父の話(5) [父の話]
振り返ってみると、彼が悪口を言っていることを聞いたことがなかった。正確に言うと、意見は言ったが悪口は言わない人間だった。
私は他人の悪口、噂話は飯より好きな人種で、全くDNAは受け継いでいない。
確かに悪口はそのときの気晴らしにはなるけれども、決して自分の心の中は洗浄してくれない。
嫌な脱力感のみが残ってしまう。しかし、それを言っている本人は全く気がつかないから具合が悪い。
今、ヘイトスピーチ、ヘイトスピーチと騒いでいるけれども、彼らはそれをもって自分の気持ちを一人勝手に高揚させているんだろう。全くの自己満足以外の何者でもない。それを行使することで何か解決策が見えてくると思っているのだろうか。
大体、お隣同士、3回続けて挨拶をしないで無視をしていれば、その関係は否応なく悪化する。最低限、笑顔で挨拶をすれば、最低限の交流は始り、認め合い、話し合い、物事は動いていく。人間は、そういうもの。ごくごく単純な回路をもって動いている者なのです。でも、それをご本人は理解できない。
ヘイトスピーチ=「憎悪にもとづく発言」という意味らしいが、そのまま言えばいい。報道する側も「憎悪にもとづく発言」の行進がと言えばいいんです。ヘイトスピーチと言えば、通りがいい、今流で許されるみたいな、そんな風潮もあるのか、ないのか。

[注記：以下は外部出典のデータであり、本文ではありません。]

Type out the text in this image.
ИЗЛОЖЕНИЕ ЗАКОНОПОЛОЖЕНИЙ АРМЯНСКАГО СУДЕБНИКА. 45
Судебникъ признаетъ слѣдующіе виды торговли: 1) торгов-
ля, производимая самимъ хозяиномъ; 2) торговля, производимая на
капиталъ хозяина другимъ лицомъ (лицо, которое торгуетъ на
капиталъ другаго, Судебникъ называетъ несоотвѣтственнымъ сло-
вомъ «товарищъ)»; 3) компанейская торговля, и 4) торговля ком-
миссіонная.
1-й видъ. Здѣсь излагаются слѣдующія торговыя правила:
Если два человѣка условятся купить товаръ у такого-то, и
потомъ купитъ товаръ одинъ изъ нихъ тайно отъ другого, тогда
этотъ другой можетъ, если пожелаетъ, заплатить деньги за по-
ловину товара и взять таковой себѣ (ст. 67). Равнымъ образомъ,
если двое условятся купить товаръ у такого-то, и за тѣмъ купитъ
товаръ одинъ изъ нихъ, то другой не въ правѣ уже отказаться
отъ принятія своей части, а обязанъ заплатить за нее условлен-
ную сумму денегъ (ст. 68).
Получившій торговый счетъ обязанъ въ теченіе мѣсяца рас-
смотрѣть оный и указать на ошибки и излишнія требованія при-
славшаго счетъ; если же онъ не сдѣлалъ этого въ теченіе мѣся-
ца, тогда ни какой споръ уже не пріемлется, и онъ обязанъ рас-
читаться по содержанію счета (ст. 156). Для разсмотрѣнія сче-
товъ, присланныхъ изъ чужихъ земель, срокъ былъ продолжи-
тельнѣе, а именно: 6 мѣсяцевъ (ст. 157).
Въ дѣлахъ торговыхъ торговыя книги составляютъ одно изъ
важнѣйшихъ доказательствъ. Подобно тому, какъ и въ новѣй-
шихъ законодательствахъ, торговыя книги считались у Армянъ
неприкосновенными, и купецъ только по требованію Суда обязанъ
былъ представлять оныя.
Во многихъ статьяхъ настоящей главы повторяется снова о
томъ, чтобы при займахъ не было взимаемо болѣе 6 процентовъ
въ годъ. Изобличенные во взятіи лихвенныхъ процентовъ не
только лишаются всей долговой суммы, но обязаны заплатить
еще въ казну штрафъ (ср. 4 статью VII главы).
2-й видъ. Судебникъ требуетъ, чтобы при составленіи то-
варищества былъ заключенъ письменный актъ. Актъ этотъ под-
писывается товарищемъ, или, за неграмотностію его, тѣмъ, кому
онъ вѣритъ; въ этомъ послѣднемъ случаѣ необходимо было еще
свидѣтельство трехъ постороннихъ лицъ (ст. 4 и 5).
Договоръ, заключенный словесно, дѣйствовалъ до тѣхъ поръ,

憎悪にもとづく発言を言っている時間があるくらいなら、何か役立つ建設的な意見を言ってもらったほうが、どんなに世の中のためになるか。人は生きてきた以上、何か役割があるはず。その役割を見つけ、自分を奮い立たせ、ぶれることなく進まなければいけない。その時間とマンパワーは、その日のために温存しておいたほうが懸命だと思う。